We recently migrated our bare metal databases to Google Cloud Platform. To do that, our Google rep recommended a tool called CloudEndure. I mentioned this to some peers and figured it would be helpful to share a review of the product more broadly.
In short: It’s pretty amazing and once it works it works wonderfully.
CloudEndure can replicate from bare metal or cloud to cloud for migrations or DR. They do a block level migration of the base drive. For moving data to the cloud that meant that once the data was there, at any time I could spin up a “replica” which would begin running as a rebooted server on the disk at the point in time that the last update was made. This made testing and completing a migration of two database servers many hours less work than it would have been to set up slaves.
Their support is very responsive and very helpful as well.
We didn’t have to pay for this service. Google provides it for “free” to get you into their cloud. I still had to pay for the resources used by the replicator in GCP, of course. I learned from another company that outside Google their cost is something like $115/instance/month with a minimum commitment of 10 instances. That’s pretty steep for ongoing disaster recovery.

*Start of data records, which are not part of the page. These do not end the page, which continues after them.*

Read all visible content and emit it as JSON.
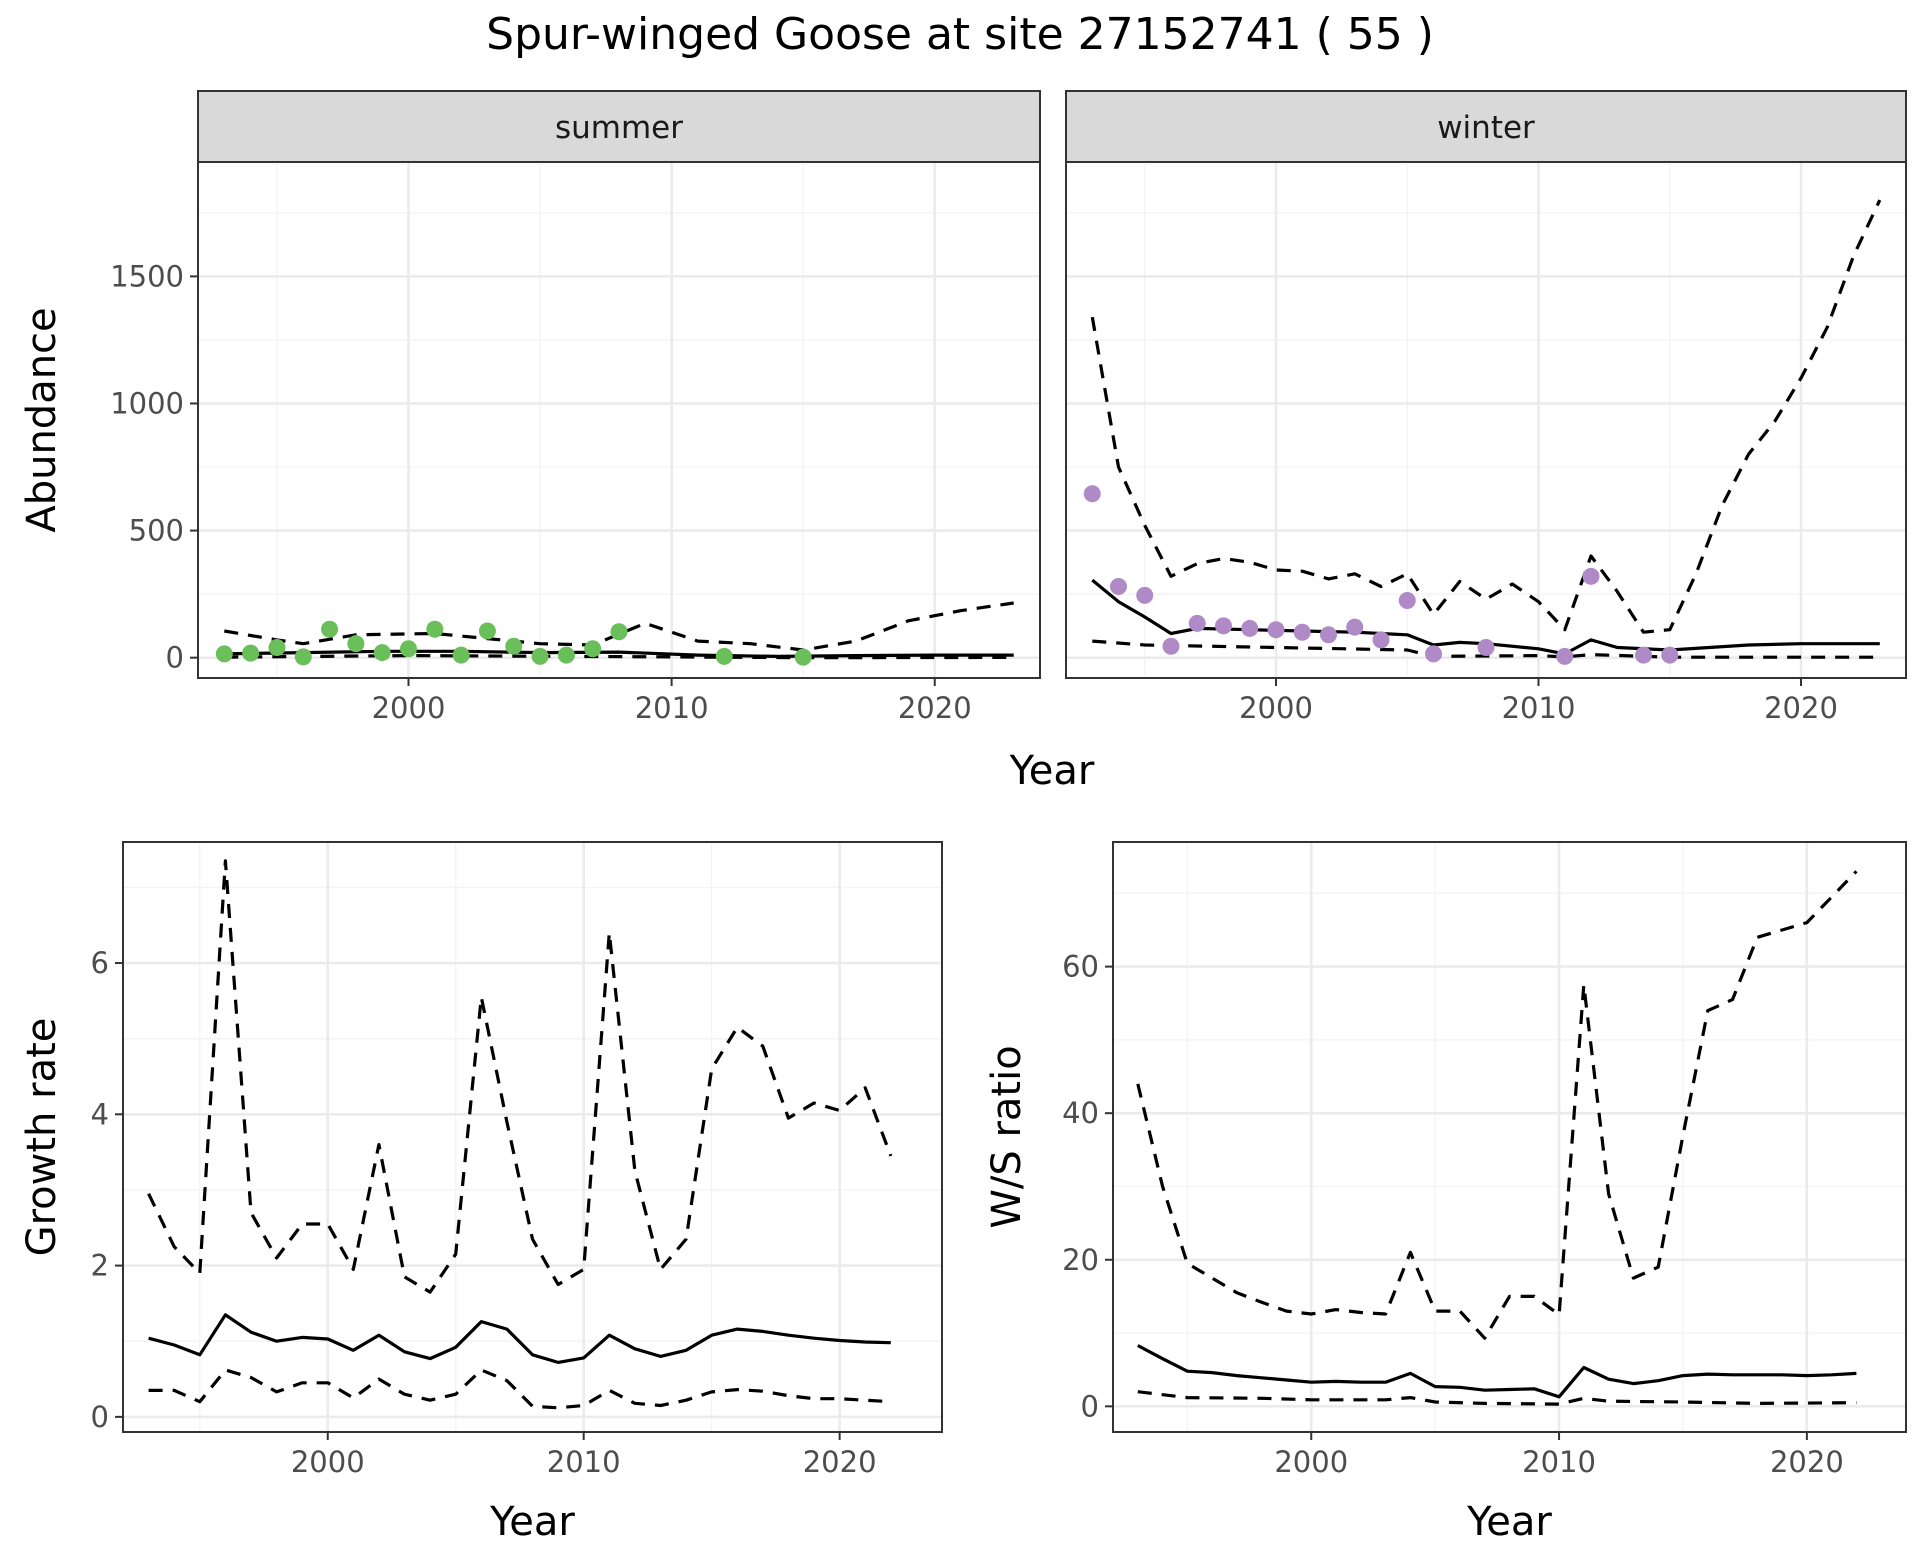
{
  "title": "Spur-winged Goose at site 27152741 ( 55 )",
  "colors": {
    "summer_points": "#6abf5a",
    "winter_points": "#b08ac6"
  },
  "chart_data": [
    {
      "id": "abundance",
      "type": "line+scatter (faceted)",
      "ylabel": "Abundance",
      "xlabel": "Year",
      "xlim": [
        1992,
        2024
      ],
      "ylim": [
        -80,
        1950
      ],
      "x_ticks": [
        2000,
        2010,
        2020
      ],
      "y_ticks": [
        0,
        500,
        1000,
        1500
      ],
      "grid": true,
      "facets": [
        {
          "label": "summer",
          "points": {
            "x": [
              1993,
              1994,
              1995,
              1996,
              1997,
              1998,
              1999,
              2000,
              2001,
              2002,
              2003,
              2004,
              2005,
              2006,
              2007,
              2008,
              2012,
              2015
            ],
            "y": [
              15,
              18,
              40,
              3,
              112,
              55,
              20,
              35,
              112,
              10,
              105,
              45,
              5,
              10,
              35,
              102,
              5,
              2
            ]
          },
          "estimate": {
            "x": [
              1993,
              1996,
              1999,
              2002,
              2005,
              2008,
              2011,
              2014,
              2017,
              2020,
              2023
            ],
            "y": [
              15,
              20,
              25,
              25,
              20,
              22,
              10,
              5,
              8,
              10,
              10
            ]
          },
          "upper": {
            "x": [
              1993,
              1995,
              1996,
              1998,
              2001,
              2003,
              2005,
              2007,
              2009,
              2011,
              2013,
              2015,
              2017,
              2019,
              2021,
              2023
            ],
            "y": [
              105,
              70,
              55,
              90,
              95,
              75,
              55,
              50,
              135,
              65,
              55,
              30,
              65,
              145,
              185,
              215
            ]
          },
          "lower": {
            "x": [
              1993,
              2000,
              2010,
              2015,
              2023
            ],
            "y": [
              2,
              8,
              3,
              0,
              1
            ]
          }
        },
        {
          "label": "winter",
          "points": {
            "x": [
              1993,
              1994,
              1995,
              1996,
              1997,
              1998,
              1999,
              2000,
              2001,
              2002,
              2003,
              2004,
              2005,
              2006,
              2008,
              2011,
              2012,
              2014,
              2015
            ],
            "y": [
              645,
              280,
              245,
              45,
              135,
              125,
              115,
              110,
              100,
              90,
              120,
              70,
              225,
              15,
              40,
              5,
              320,
              10,
              10
            ]
          },
          "estimate": {
            "x": [
              1993,
              1994,
              1995,
              1996,
              1997,
              1999,
              2001,
              2003,
              2005,
              2006,
              2007,
              2008,
              2010,
              2011,
              2012,
              2013,
              2015,
              2018,
              2020,
              2023
            ],
            "y": [
              305,
              220,
              160,
              95,
              115,
              110,
              105,
              100,
              90,
              50,
              60,
              55,
              35,
              15,
              70,
              40,
              30,
              50,
              55,
              55
            ]
          },
          "upper": {
            "x": [
              1993,
              1994,
              1995,
              1996,
              1997,
              1998,
              1999,
              2000,
              2001,
              2002,
              2003,
              2004,
              2005,
              2006,
              2007,
              2008,
              2009,
              2010,
              2011,
              2012,
              2013,
              2014,
              2015,
              2016,
              2017,
              2018,
              2019,
              2020,
              2021,
              2022,
              2023
            ],
            "y": [
              1340,
              750,
              520,
              320,
              370,
              390,
              375,
              345,
              340,
              310,
              330,
              280,
              330,
              170,
              300,
              230,
              290,
              220,
              110,
              400,
              260,
              100,
              110,
              330,
              600,
              800,
              930,
              1100,
              1300,
              1580,
              1800
            ]
          },
          "lower": {
            "x": [
              1993,
              1995,
              2000,
              2005,
              2006,
              2010,
              2011,
              2012,
              2015,
              2023
            ],
            "y": [
              65,
              50,
              40,
              30,
              5,
              8,
              3,
              12,
              2,
              2
            ]
          }
        }
      ]
    },
    {
      "id": "growth",
      "type": "line",
      "ylabel": "Growth rate",
      "xlabel": "Year",
      "xlim": [
        1992,
        2024
      ],
      "ylim": [
        -0.2,
        7.6
      ],
      "x_ticks": [
        2000,
        2010,
        2020
      ],
      "y_ticks": [
        0,
        2,
        4,
        6
      ],
      "grid": true,
      "estimate": {
        "x": [
          1993,
          1994,
          1995,
          1996,
          1997,
          1998,
          1999,
          2000,
          2001,
          2002,
          2003,
          2004,
          2005,
          2006,
          2007,
          2008,
          2009,
          2010,
          2011,
          2012,
          2013,
          2014,
          2015,
          2016,
          2017,
          2018,
          2019,
          2020,
          2021,
          2022
        ],
        "y": [
          1.04,
          0.95,
          0.82,
          1.35,
          1.12,
          1.0,
          1.05,
          1.03,
          0.88,
          1.08,
          0.86,
          0.77,
          0.92,
          1.26,
          1.16,
          0.82,
          0.72,
          0.78,
          1.08,
          0.9,
          0.8,
          0.88,
          1.08,
          1.16,
          1.13,
          1.08,
          1.04,
          1.01,
          0.99,
          0.98
        ]
      },
      "upper": {
        "x": [
          1993,
          1994,
          1995,
          1996,
          1997,
          1998,
          1999,
          2000,
          2001,
          2002,
          2003,
          2004,
          2005,
          2006,
          2007,
          2008,
          2009,
          2010,
          2011,
          2012,
          2013,
          2014,
          2015,
          2016,
          2017,
          2018,
          2019,
          2020,
          2021,
          2022
        ],
        "y": [
          2.95,
          2.25,
          1.9,
          7.35,
          2.7,
          2.1,
          2.55,
          2.55,
          1.95,
          3.6,
          1.85,
          1.65,
          2.15,
          5.55,
          3.9,
          2.35,
          1.75,
          1.95,
          6.4,
          3.25,
          1.95,
          2.35,
          4.6,
          5.15,
          4.9,
          3.95,
          4.15,
          4.05,
          4.35,
          3.45
        ]
      },
      "lower": {
        "x": [
          1993,
          1994,
          1995,
          1996,
          1997,
          1998,
          1999,
          2000,
          2001,
          2002,
          2003,
          2004,
          2005,
          2006,
          2007,
          2008,
          2009,
          2010,
          2011,
          2012,
          2013,
          2014,
          2015,
          2016,
          2017,
          2018,
          2019,
          2020,
          2021,
          2022
        ],
        "y": [
          0.35,
          0.35,
          0.2,
          0.62,
          0.52,
          0.33,
          0.45,
          0.45,
          0.25,
          0.5,
          0.3,
          0.22,
          0.3,
          0.62,
          0.48,
          0.14,
          0.12,
          0.15,
          0.35,
          0.18,
          0.15,
          0.22,
          0.33,
          0.36,
          0.34,
          0.28,
          0.24,
          0.24,
          0.22,
          0.2
        ]
      }
    },
    {
      "id": "ratio",
      "type": "line",
      "ylabel": "W/S ratio",
      "xlabel": "Year",
      "xlim": [
        1992,
        2024
      ],
      "ylim": [
        -3.5,
        77
      ],
      "x_ticks": [
        2000,
        2010,
        2020
      ],
      "y_ticks": [
        0,
        20,
        40,
        60
      ],
      "grid": true,
      "estimate": {
        "x": [
          1993,
          1994,
          1995,
          1996,
          1997,
          1998,
          1999,
          2000,
          2001,
          2002,
          2003,
          2004,
          2005,
          2006,
          2007,
          2008,
          2009,
          2010,
          2011,
          2012,
          2013,
          2014,
          2015,
          2016,
          2017,
          2018,
          2019,
          2020,
          2021,
          2022
        ],
        "y": [
          8.3,
          6.5,
          4.8,
          4.6,
          4.2,
          3.9,
          3.6,
          3.3,
          3.4,
          3.3,
          3.3,
          4.5,
          2.7,
          2.6,
          2.2,
          2.3,
          2.4,
          1.3,
          5.3,
          3.7,
          3.1,
          3.5,
          4.2,
          4.4,
          4.3,
          4.3,
          4.3,
          4.2,
          4.3,
          4.5
        ]
      },
      "upper": {
        "x": [
          1993,
          1994,
          1995,
          1996,
          1997,
          1998,
          1999,
          2000,
          2001,
          2002,
          2003,
          2004,
          2005,
          2006,
          2007,
          2008,
          2009,
          2010,
          2011,
          2012,
          2013,
          2014,
          2015,
          2016,
          2017,
          2018,
          2019,
          2020,
          2021,
          2022
        ],
        "y": [
          44,
          30,
          19.5,
          17.5,
          15.5,
          14.2,
          13,
          12.6,
          13.2,
          12.8,
          12.6,
          21,
          13,
          13,
          9.3,
          15,
          15,
          12.5,
          57.5,
          29,
          17.5,
          19,
          37,
          54,
          55.5,
          64,
          65,
          66,
          69.5,
          73
        ]
      },
      "lower": {
        "x": [
          1993,
          1995,
          1998,
          2000,
          2003,
          2004,
          2005,
          2007,
          2010,
          2011,
          2012,
          2015,
          2018,
          2022
        ],
        "y": [
          2.0,
          1.2,
          1.1,
          0.9,
          0.9,
          1.2,
          0.6,
          0.4,
          0.3,
          1.1,
          0.7,
          0.6,
          0.4,
          0.5
        ]
      }
    }
  ]
}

There were some things I think they could improve:
- The sales pipeline was silly long. Like they felt they needed to keep me in the pipeline. I talked to two different sales people over the course of a week before they would give me access to the tool to start using it. I had already decided to “buy” when I contacted them.
- It took four days to get the initial 7TB of data migrated. They stated that was due to the limits of our outbound pipeline at our datacenter which may be true; I’ve never measured it.
- When we were writing at more than about 20MB/s the replicator lagged behind. Again, they said that they were limited by outbound bandwidth. Their UI wasn’t always clear what was going on, but their support was responsive.
- There were several quotas we had to increase in our GCP project to allow this to work. Fortunately, CloudEndure was responsive and let me know what the issue was the first time and Google increases quotas within about a minute of the request.
- Spinning up a replica can take a couple hours (it was 40 minutes in my first test and 2 hours in my final move.). I am sure it’s just because of all the data being moved around, but I was hoping for something faster. [As a note, when I later spun up new instances from snapshots of the migrated system in GCP it took about 20 minutes.]
- When I stopped replication it removed the agent from the source servers and cleaned up all the resources in GCP, but left the agent running on the replicas (where it had been migrated). I had to contact them to uninstall that manually.